Sand County Saturdays - "things natural, wild, and free"

There are some who can live without wild things, and some who cannot.  These essays are the delights and dilemmas of one who cannot.



Thus begins the Foreward to Aldo Leopold's A Sand County Almanac, a work I recently posted about as being one of the most life-changing in my experience thus far.  I have decided to reread it in preparation for a documentary film screening upcoming in February, and I am hoping to make Saturdays until then an ongoing commentary on my reading of it.  Today begins my return to Sand County.

In the foreward, Leopold says, "Like winds and sunsets, wild things were taken for granted until progress began to do away with them.  Now we face the question whether a still higher 'standard of living' is worth its cost in things natural, wild, and free" (vii).  This question is even more true today, perhaps, than when Leopold penned it in 1948.  Leopold divides this work into three sections: the first focuses on his family's "refuge from too much modernity," known to them as 'the shack.'  Of the shack, he writes:
we try to rebuild, with shovel and with axe, what we are losing elsewhere.  It is here that we seek - and still find - our meat from God. (viii)
Undoubtedly, this book had a profound impact on me almost 15 years ago, and I have a smallish collection of quotes from it copied down in a little wire-bound notebook.  This passage is not among them, and I'm certain it resonates with me now because of the differences time and life have brought since then.  One of the reasons we are moving again is, in a sense, a part of seeking refuge, seeking the kind of "meat from God" that I believe comes through investing in, engaging with, and giving back to a place.  We have been missing that kind of investment for awhile, and though our current situation has brought many blessings, it is this kind of commitment to axe and shovel that has me so energized about our upcoming transition.
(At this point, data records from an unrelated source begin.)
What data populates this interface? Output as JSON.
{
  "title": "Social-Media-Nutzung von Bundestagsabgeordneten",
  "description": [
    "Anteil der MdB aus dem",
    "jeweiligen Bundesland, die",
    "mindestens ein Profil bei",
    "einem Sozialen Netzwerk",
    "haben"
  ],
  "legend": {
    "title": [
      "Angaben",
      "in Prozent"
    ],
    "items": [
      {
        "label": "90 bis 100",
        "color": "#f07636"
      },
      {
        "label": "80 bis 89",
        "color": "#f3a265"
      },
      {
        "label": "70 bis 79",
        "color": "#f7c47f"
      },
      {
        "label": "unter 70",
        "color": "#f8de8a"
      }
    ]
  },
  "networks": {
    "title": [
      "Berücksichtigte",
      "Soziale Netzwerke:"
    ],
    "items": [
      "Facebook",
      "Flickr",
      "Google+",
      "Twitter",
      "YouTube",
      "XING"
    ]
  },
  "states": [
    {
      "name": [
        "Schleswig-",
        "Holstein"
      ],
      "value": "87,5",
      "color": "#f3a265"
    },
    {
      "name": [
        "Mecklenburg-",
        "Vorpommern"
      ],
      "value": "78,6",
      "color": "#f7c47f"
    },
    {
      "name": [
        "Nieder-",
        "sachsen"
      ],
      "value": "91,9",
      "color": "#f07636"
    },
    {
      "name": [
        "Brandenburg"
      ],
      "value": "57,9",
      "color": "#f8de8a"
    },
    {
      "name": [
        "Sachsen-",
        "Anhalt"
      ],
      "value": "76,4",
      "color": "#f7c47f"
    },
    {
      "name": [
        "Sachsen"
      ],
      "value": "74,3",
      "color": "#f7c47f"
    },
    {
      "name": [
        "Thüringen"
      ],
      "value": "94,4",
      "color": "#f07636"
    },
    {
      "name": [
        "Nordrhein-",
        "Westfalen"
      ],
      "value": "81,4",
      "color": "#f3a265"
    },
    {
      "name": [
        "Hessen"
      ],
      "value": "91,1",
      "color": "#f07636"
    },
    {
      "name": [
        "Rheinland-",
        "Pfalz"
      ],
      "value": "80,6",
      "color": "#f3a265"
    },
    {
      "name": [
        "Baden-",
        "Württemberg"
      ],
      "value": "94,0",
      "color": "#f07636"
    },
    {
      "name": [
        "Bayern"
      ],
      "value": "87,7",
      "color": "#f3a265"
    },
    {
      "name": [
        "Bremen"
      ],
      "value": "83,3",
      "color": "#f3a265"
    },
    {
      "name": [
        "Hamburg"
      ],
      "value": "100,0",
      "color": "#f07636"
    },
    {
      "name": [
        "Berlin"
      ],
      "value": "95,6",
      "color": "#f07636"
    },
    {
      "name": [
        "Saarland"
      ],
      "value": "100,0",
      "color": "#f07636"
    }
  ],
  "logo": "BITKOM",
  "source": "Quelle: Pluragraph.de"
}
Leopold closes the Foreward with a brief explanation of what is meant by his land ethic, and I quote it rather lengthily here because I truly believe it could not be more important nor more true.
We abuse land because we regard it as a commodity belonging to us.  When we see land as a community to which we belong, we may begin to use it with love and respect.  ... That land is a community is the basic concept of ecology, but that land is to be loved and respected is an extension of ethics.  That land yields a cultural harvest is a fact long known, but latterly often forgotten.  These essays attempt to weld these three concepts.  Such a view of land and people is, of course, subject to the blurs and distortions of personal experience and personal bias.  But wherever the truth may lie, this much is crystal clear: our bigger-and-better society is now like a hypochondriac, so obsessed with its own economic health as to have lost the capacity to remain healthy.  The whole world is so greedy for more bathtubs that it has lost the stability necessary to build then, or even to turn off the tap. (viii-ix)
In section 1, Leopold divides his essays by the month and organizes chronologically, and though I will not stretch my reading of this book over the whole year, it makes a tidy kind of sense to be starting in January with him.